One particular section of this debate has gone unheard. That is the small band of professionals who ask the question that dares not be considered: Do we need polarisation at all?
It actually does not matter whether you are talking about the pension misselling era, the so-called endowment scandal or even the Isa debacle, the facts are plain – most of the problems were evenly spread across the polarisation spectrum. This is the whole point. It is a general problem of levels of expertise rather than anything else.
For example, if you are a close follower of industry developments or maybe even a compliance officer, CP28 will be a familiar reference to you. It is, in simple terms, an opportunity for the regulators to redefine how fund recommendations are made to clients by advisers.
Why is it necessary? Well, recent research by Scottish Value Management sugg-ests that fund selection is generally based on five criteria. These include the organisation's brand, the relationship the adviser has with the provider, the people involved and their investment management process.
Yet 50 per cent of the decision comes down wholly to past performance. This is concerning but fits the current average profile of best advice computer systems which churn out statistics based on exactly that.
Now the FSA hints that past performance may no longer be held up as the Holy Grail of fund selection justification. About time, too.
Here is a case in point. At the tail end of 1997 and into early 1998, most investors would be embracing the Warren Buffett school of value management, headed back then by some sterling performance from Perpetual fund management.
Based on past performance, it would have been very hard to choose any other mainstream fund manager at that time. What happened? Value investing died a death and the boom came from TMT and growth stocks generally.
All in all, good performance is never guaranteed to continue although some evidence suggests that bad performance does repeat more consistently.
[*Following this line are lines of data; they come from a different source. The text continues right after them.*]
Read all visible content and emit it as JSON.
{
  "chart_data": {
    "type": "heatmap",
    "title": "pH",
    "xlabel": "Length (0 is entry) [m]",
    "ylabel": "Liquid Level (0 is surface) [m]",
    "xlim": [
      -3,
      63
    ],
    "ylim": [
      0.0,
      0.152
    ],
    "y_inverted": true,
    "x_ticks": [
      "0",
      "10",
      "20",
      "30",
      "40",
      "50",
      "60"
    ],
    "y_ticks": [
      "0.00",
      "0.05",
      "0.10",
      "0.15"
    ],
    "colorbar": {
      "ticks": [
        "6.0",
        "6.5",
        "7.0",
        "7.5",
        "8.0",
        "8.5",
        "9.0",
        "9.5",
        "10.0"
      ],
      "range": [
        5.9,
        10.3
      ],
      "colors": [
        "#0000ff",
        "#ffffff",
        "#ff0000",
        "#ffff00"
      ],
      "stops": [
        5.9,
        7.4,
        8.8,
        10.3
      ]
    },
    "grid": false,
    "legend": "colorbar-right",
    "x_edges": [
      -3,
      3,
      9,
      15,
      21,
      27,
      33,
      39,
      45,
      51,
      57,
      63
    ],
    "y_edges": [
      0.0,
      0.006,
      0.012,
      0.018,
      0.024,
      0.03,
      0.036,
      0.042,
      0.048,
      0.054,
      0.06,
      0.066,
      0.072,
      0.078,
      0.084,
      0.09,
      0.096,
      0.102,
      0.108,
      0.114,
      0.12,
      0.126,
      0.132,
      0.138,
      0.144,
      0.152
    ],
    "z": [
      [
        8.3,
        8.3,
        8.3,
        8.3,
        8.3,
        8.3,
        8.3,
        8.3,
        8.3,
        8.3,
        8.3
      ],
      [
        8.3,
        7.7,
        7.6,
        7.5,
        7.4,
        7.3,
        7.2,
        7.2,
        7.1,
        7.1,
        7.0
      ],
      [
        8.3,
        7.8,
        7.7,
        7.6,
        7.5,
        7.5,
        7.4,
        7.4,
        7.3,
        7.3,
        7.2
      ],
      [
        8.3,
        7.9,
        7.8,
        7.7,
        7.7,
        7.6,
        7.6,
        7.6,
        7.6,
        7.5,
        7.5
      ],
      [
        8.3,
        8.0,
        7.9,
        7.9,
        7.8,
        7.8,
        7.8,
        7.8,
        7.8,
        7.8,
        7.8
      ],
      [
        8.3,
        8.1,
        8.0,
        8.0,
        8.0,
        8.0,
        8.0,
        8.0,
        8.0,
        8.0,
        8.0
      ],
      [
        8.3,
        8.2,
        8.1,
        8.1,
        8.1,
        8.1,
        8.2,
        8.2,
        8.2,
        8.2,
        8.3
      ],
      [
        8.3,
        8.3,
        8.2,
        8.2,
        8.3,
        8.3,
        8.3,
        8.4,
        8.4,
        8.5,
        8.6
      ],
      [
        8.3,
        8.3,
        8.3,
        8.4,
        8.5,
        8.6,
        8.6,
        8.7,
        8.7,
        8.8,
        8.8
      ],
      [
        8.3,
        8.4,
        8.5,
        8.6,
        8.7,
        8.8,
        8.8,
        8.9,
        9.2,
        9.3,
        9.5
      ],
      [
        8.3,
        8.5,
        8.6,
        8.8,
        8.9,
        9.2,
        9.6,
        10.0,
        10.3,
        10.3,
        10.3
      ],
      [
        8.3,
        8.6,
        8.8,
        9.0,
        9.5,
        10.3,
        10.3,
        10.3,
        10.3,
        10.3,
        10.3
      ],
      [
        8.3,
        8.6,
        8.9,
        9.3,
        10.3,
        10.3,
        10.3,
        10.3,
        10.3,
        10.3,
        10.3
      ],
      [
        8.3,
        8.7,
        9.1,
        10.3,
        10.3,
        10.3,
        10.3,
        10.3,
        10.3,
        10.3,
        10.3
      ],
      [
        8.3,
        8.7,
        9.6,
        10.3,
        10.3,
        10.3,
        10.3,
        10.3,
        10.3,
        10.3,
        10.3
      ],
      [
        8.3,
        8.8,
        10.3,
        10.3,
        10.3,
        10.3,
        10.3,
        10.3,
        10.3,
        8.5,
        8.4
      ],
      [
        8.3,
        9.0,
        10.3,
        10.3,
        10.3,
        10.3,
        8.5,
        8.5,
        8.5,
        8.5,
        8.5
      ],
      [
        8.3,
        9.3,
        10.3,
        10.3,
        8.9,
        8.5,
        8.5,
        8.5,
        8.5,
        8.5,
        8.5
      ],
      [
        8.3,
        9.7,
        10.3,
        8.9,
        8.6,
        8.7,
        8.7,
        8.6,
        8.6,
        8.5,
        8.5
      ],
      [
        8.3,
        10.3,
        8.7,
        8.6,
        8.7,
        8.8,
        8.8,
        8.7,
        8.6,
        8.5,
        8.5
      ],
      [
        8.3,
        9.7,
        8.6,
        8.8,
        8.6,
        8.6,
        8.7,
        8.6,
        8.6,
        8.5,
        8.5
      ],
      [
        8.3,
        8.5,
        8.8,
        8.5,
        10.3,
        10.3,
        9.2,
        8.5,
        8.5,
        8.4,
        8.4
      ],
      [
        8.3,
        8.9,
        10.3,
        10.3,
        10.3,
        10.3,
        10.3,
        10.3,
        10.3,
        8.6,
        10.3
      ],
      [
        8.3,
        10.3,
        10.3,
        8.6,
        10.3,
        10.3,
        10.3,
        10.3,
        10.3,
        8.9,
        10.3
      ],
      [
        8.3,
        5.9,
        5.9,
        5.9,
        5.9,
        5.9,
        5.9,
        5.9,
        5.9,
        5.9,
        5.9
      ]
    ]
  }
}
So, surely the point remains whether these changes could have been foreseen? Well, by the trained investment analyst perhaps but that is not the point. The point is that a huge number of IFAs bought the performance story and poured client money into these funds based on the historical picture and the clients subsequently lost out.
The conclusion is clear and obvious – unless you present an argued economic case for the fund choices (outside of the consensus on past performance), you can happily recommend any top-quartile fund without fear of reprisal without even analysing the reasons for that fund's success – at least at the moment as CP28 will change all that.
The polarisation argument falls down badly when in theory an IFA is expected to know every detail of every product from every company in the market and be bang up to date as well.
Tied agents exploit this, understandably, when selling against them. Then there is the consumer champion argument that IFAs tend to go to the company that pays them the most commission. Again, this is hard to totally refute under the current regulation which at least makes it possible for this to happen.
My call is for a radical new way of categorising all advisers. It is time to do away with the expression of tied or independent. Very few members of the public understand them fully anyway.
The introduction of specialists would herald a truly new era for the consumer. Standards could be rigorously tested with closer re-inspection and real CPD it could be based on a minimum of AFPC level and preferably higher. The bog-standard products could remain for basic-level advisers and the direct providers.
This is a relationship business and people will buy from people they like – status is irrelevant to the consumer so it is up to the regulator to protect them from themselves.